Hi,
I committed the patch fixing size regression of regrename on Thumb2 to ARM
Embedded-4_7 branch as r193980.

Thanks.

gcc/ChangeLog.arm
2012-11-30  Bin Cheng  <bin.ch...@arm.com>

        * config/arm/arm-protos.h (tune_params): Add
        preferred_renaming_class.
        * config/arm/arm.c (arm_slowmul_tune, arm_fastmul_tune)
        (arm_strongarm_tune, arm_xscale_tune, arm_9e_tune, arm_v6t2_tune)
        (arm_cortex_tune, arm_cortex_a5_tune, arm_cortex_a9_tune)
        (arm_cortex_v7m_tune, arm_cortex_v6m_tune, arm_fa726te_tune): Set
        preferred_renaming_class field.
        (arm_preferred_rename_class): Return preferred renaming register
        class.
        * config/arm/arm.md (*arm_addsi3, *arm_subsi3_insn, *arm_mulsi3_v6)
        (*arm_andsi3_insn, andsi_notsi_si, *iorsi3_insn, *arm_xorsi3)
        (*arm_shiftsi3): Add alternatives for Thumb2 set.
        * regrename.c (find_best_rename_reg): Don't rename preferred
        register to non-preferred register.
Index: gcc/regrename.c
===================================================================
--- gcc/regrename.c     (revision 193979)
+++ gcc/regrename.c     (revision 193980)
@@ -358,8 +358,9 @@
 {
   bool has_preferred_class;
   enum reg_class preferred_class;
-  int pass;
-  int best_new_reg = old_reg;
+  int new_reg;
+  int best_reg = old_reg;
+  int best_preferred_reg = old_reg;
 
   /* Further narrow the set of registers we can use for renaming.
      If the chain needs a call-saved register, mark the call-used
@@ -375,39 +376,36 @@
   preferred_class
     = (enum reg_class) targetm.preferred_rename_class (super_class);
 
-  /* If PREFERRED_CLASS is not NO_REGS, we iterate in the first pass
-     over registers that belong to PREFERRED_CLASS and try to find the
-     best register within the class.  If that failed, we iterate in
-     the second pass over registers that don't belong to the class.
-     If PREFERRED_CLASS is NO_REGS, we iterate over all registers in
-     ascending order without any preference.  */
+  /* If PREFERRED_CLASS is defined as register class other than NO_REGS:
+     we don't rename old_reg into non-preferred register if old_reg is in
+     PREFERRED_CLASS; otherwise we rename old_reg into preferred register
+     whenever possible, and only after that we try to rename it into other
+     registers.  */
   has_preferred_class = (preferred_class != NO_REGS);
-  for (pass = (has_preferred_class ? 0 : 1); pass < 2; pass++)

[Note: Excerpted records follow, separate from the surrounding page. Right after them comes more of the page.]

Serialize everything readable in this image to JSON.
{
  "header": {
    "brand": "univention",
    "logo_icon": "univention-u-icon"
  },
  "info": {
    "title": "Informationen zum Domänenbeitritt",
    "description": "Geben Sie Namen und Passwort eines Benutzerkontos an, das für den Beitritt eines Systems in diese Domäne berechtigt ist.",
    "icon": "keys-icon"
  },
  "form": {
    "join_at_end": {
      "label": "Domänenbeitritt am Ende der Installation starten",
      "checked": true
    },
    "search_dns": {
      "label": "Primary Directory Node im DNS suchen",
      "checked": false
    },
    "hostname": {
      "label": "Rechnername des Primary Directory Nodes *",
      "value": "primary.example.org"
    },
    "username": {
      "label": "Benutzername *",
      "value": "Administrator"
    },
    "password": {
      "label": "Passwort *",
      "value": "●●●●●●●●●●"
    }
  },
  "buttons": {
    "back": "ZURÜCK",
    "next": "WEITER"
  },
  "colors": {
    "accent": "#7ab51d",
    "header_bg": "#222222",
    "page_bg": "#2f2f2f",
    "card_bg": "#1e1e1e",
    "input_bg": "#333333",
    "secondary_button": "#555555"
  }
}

+  for (new_reg = 0; new_reg < FIRST_PSEUDO_REGISTER; new_reg++)
     {
-      int new_reg;
-      for (new_reg = 0; new_reg < FIRST_PSEUDO_REGISTER; new_reg++)
+      /* Don't rename to non-preferred register if old_reg is in
+        PREFERRED_CLASS.  */
+      if (has_preferred_class
+         && TEST_HARD_REG_BIT (reg_class_contents[preferred_class], old_reg)

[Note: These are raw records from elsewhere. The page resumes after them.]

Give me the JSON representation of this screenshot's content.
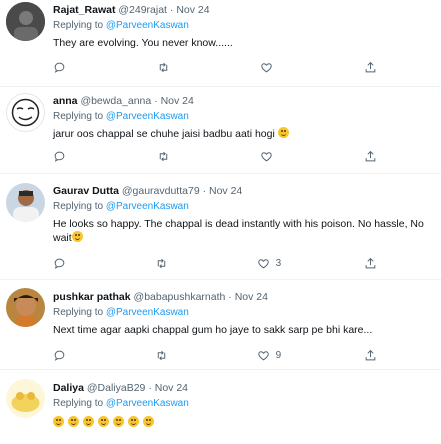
{
  "tweets": [
    {
      "name": "Rajat_Rawat",
      "handle": "@249rajat",
      "sep": "·",
      "date": "Nov 24",
      "replying_prefix": "Replying to",
      "mention": "@ParveenKaswan",
      "text": "They are evolving. You never know......",
      "counts": {
        "reply": "",
        "retweet": "",
        "like": "",
        "share": ""
      }
    },
    {
      "name": "anna",
      "handle": "@bewda_anna",
      "sep": "·",
      "date": "Nov 24",
      "replying_prefix": "Replying to",
      "mention": "@ParveenKaswan",
      "text": "jarur oos chappal se chuhe jaisi badbu aati hogi",
      "emojis": [
        "rofl-emoji"
      ],
      "counts": {
        "reply": "",
        "retweet": "",
        "like": "",
        "share": ""
      }
    },
    {
      "name": "Gaurav Dutta",
      "handle": "@gauravdutta79",
      "sep": "·",
      "date": "Nov 24",
      "replying_prefix": "Replying to",
      "mention": "@ParveenKaswan",
      "text": "He looks so happy. The chappal is dead instantly with his poison. No hassle, No wait",
      "emojis": [
        "smile-emoji"
      ],
      "counts": {
        "reply": "",
        "retweet": "",
        "like": "3",
        "share": ""
      }
    },
    {
      "name": "pushkar pathak",
      "handle": "@babapushkarnath",
      "sep": "·",
      "date": "Nov 24",
      "replying_prefix": "Replying to",
      "mention": "@ParveenKaswan",
      "text": "Next time agar aapki chappal gum ho jaye to sakk sarp pe bhi kare...",
      "counts": {
        "reply": "",
        "retweet": "",
        "like": "9",
        "share": ""
      }
    },
    {
      "name": "Daliya",
      "handle": "@DaliyaB29",
      "sep": "·",
      "date": "Nov 24",
      "replying_prefix": "Replying to",
      "mention": "@ParveenKaswan",
      "text": "",
      "emojis": [
        "grinning-emoji",
        "grinning-emoji",
        "grinning-emoji",
        "grinning-emoji",
        "grinning-emoji",
        "grinning-emoji",
        "grinning-emoji"
      ],
      "counts": {
        "reply": "",
        "retweet": "",
        "like": "",
        "share": ""
      }
    }
  ],
  "colors": {
    "accent": "#1d9bf0",
    "muted": "#536471",
    "text": "#0f1419",
    "border": "#eff3f4"
  }
}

+         && !TEST_HARD_REG_BIT (reg_class_contents[preferred_class], new_reg))
+       continue;
+
+      if (check_new_reg_p (old_reg, new_reg, this_head, *unavailable))
        {
+         /* Record new_reg in best_preferred_reg if it's in PREFERRED_CLASS,
+            otherwise record it in best_reg.  */
          if (has_preferred_class
-             && (pass == 0)
-             != TEST_HARD_REG_BIT (reg_class_contents[preferred_class],
-                                   new_reg))
-           continue;
-
-         /* In the first pass, we force the renaming of registers that
-            don't belong to PREFERRED_CLASS to registers that do, even
-            though the latters were used not very long ago.  */
-         if (check_new_reg_p (old_reg, new_reg, this_head,
-                              *unavailable)
-             && ((pass == 0
-                  && !TEST_HARD_REG_BIT (reg_class_contents[preferred_class],
-                                         best_new_reg))
-                 || tick[best_new_reg] > tick[new_reg]))
-           best_new_reg = new_reg;
+             && TEST_HARD_REG_BIT (reg_class_contents[preferred_class],
+                                   new_reg)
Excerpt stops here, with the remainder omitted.